TAMBIEN LA LLUVIA sets up an intriguing dialogue about Spanish imperialism through incidents taking place some 500 years apart, while examining the personal belief systems of the members of a film crew headed by director Sebastian (Gael Garcia Bernal) and his producer Costa (Luis Tosar) who arrive in Bolivia to make a revisionist film about the conquest of Latin America. Set in February and March of 2000 when real-life protests against the privatization of water rocked the nation, the film reflexively blurs the line between fiction and reality in what Variety calls "a powerful, richly layered indictment of the plight of Latin America's dispossessed." Carlos Aduviri is dynamic as a local who is cast as a 15th century native in the film, but when the make-up and loin cloth come off, he sails into action protesting his community’s deprivation of water at the hands of the government. Meanwhile, Gael Garcia Bernal’s Idealist film director is as relentless as Werner Herzog infamously was in making FITZCARALDO, pushing ahead against all odds, ignoring the prevailing danger about to disrupt at any moment. Despite the devastation emerging around him, Sebastian seems unable to engage with any emotion over than a dogmatic desire to get his film done. And of course, the film also recalls themes in Herzog’s AGUIRRE, THE WRATH OF GOD and the film-within-a-film scenes are as brutal as any in APOCALYPTO.
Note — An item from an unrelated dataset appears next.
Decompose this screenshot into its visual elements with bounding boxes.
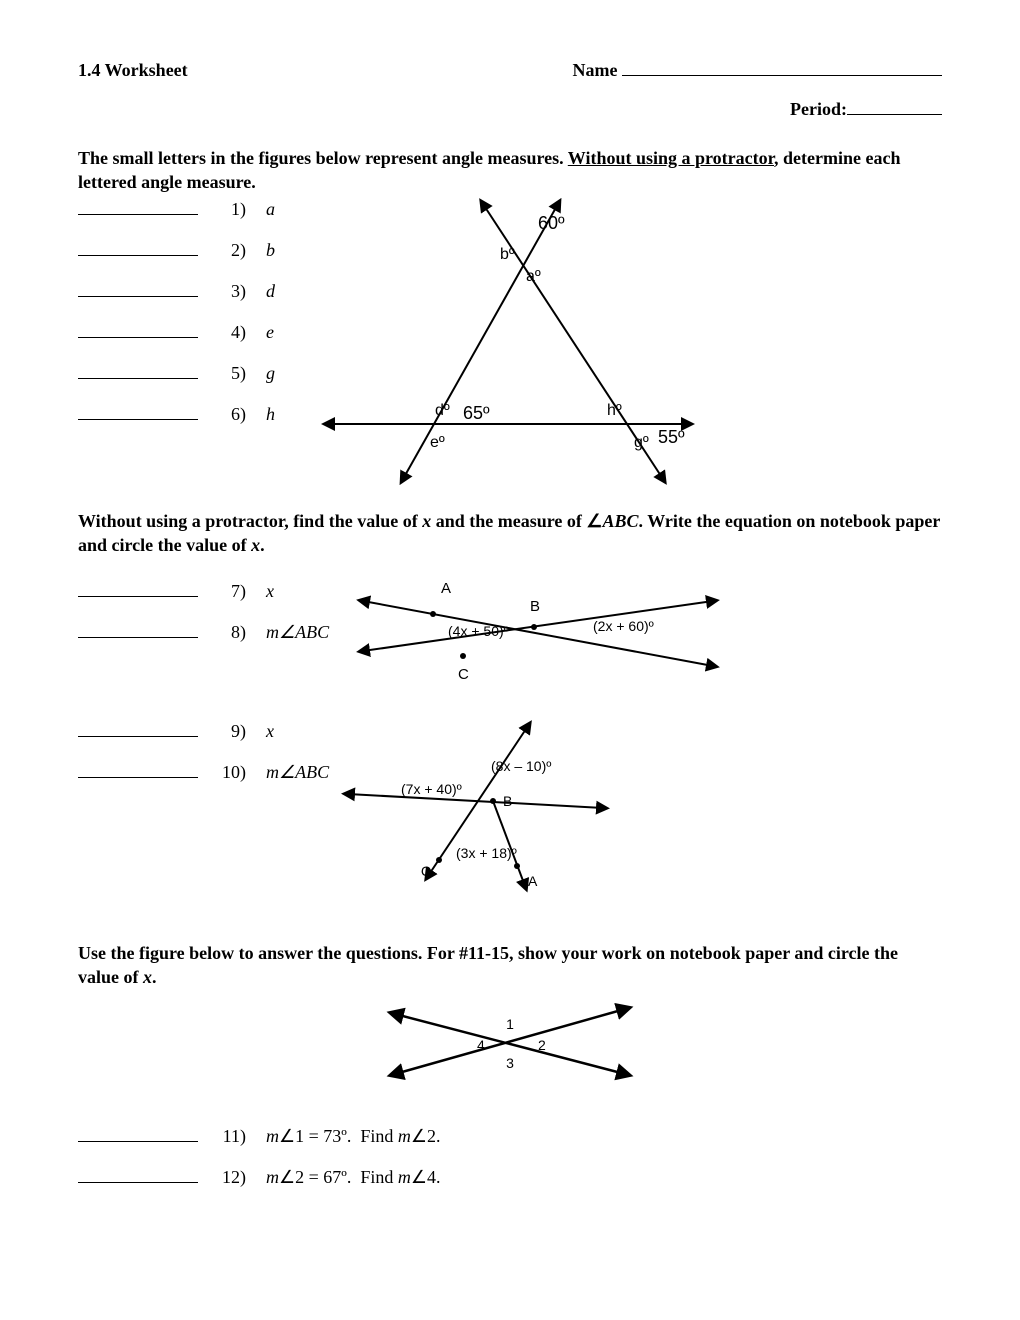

Founded in 1999, the Los Angeles based Vitagraph Films, LLC is a self contained theatrical and home optical, television distribution entity. Vitagraph currently has the documentary AHEAD OF TIME: The Remarkable Life Story of Ruth Gruber (directed by Bob Richman) in theatres and will open TODAY’s SPECIAL on November 19th. In 2009, Vitagraph Films distributed VALENTINO THE LAST EMPEROR, a documentary on the Italian haute couture fashion designer Valentino and the Academy Award and Golden Globe nominated THE BAADER MEINHOF COMPLEX: The Story of the Red Army Faction, a docudrama based on the West German terrorist group that formed in the late 1960s in opposition to the prevailing post-WWII government. In 2005, Vitagraph Films released Spanish filmmaker Alex de la Iglesias’ EL CRIMEN FERPECTO in the U.S.